By Laura Rathbone
I'm absolutely fascinated by the character of Kathy. She is written so carefully to capture her humanity and really confuse the reader. As a healthcare worker, by the end of the book i found myself really relating to this person and I could feel her growing as a person within my minds eye.
Who is she?
Kathy is 31 years old and we learn that she is a carer early on in the novel. This immediately strikes up a maternalistic relationship between the reader and Kathy. As a 2022 society, we tend to feel a certain way about carers and I found myself immediately wanting to like her.
In the beginning, I found her narration a bit annoying, moving between memories, interrupting herself, shifting between perspectives as she describes an event from her perspective and from the perspective of others. At times, I noticed the child-like way that she used language, the he-said she-said of it all, but I later felt that this was part of what made her so human, so relatable.
Kathy has been a carer for a long time, and we learn that she has done it for longer than many of the others in the story, even though she is still quite a young woman. As the story unfolds we realise the reason why and that many of her friends have 'completed' which is a synonym for death in the book although, perhaps the most nightmarish part of the book - is the realisation that completion does not mean death in this world. Simply the end of connection with others. The donor remains conscious as their body continues to be harvested beyond their ability to walk around the earth as 'human'. the flesh-sack that holds us up no longer doing that as organs and tissues are removed to sustain the 'real' humans, more deserving humans.
The word 'completed' has metaphysical and religious overtones suggestive of purity as we are on this journey of understanding and questioning, trying to understand what it is to be a good human perhaps?
The irony within this line of thought is evident as we learn that Kathy, whom we have fallen in love with, whom we will to thrive and and live a long happy life with her love, is in fact, a clone. Her purpose is functional. Much like the animals forced into this world through insemination, leading a life of captivity (be it free range at Hailsham or like stock on a shelf alluded to in the book) only to be terminated/completed when their use to humans requires it.
She develops in our mind as an observer of the world around her, curiously contemplating the actions and behaviours of others whilst standing separate somehow. At times, she struggles to understand the system she's in and the feelings she experiences. The theme of sex, intimacy, passion, lust and love develops and she takes us through the timeline of her development which echoes many of our own. Learning about the cultural norms of partnerships and relationships around us, learning about ourselves in those partnerships, exploring touch, sexual connection and the relief of tension that comes with it, to eventually love with Tommy as he awaits his fourth donation and completes.
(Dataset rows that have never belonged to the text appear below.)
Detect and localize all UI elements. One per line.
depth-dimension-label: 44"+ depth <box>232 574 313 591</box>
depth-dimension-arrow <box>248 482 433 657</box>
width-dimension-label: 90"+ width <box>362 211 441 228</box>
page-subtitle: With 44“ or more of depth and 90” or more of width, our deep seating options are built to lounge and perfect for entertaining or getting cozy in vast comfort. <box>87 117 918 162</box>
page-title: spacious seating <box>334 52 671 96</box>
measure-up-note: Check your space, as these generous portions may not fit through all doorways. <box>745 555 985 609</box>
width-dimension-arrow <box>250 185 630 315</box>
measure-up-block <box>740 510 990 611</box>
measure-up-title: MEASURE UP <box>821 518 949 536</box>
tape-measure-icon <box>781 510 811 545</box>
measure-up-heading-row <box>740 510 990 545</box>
She wants us to listen to her story.
Kathy brings us on this journey and gifts us the re-experiencing of childhood and teenage experiences. She wants us to listen to her story. She wants us to understand and talks to us directly, as if she is stood right in front of us, baring her vulnerability, sharing with us her shame, her successes, her deepest intimate secrets.
Kathy asks us to consider our own humanity, and her submission to the system throughout the novel raises our concern for her. I want her to rebel, protest, fight back, free herself. But she doesnt. She just "turn[s] back to the car, to drive off to wherever it was [she] was supposed to be". And thus ends the book.
The cycle continues.
The stock is herded on, to continue the cycle. Only to complete when that remains the final valuable function to be extracted from the "poor creatures" as the humans, the legal owners of what we call humanity, watch on and continue to benefit.
I hope you read this book. Because it speaks to our present in so many ways. I'll write about this in my next blog.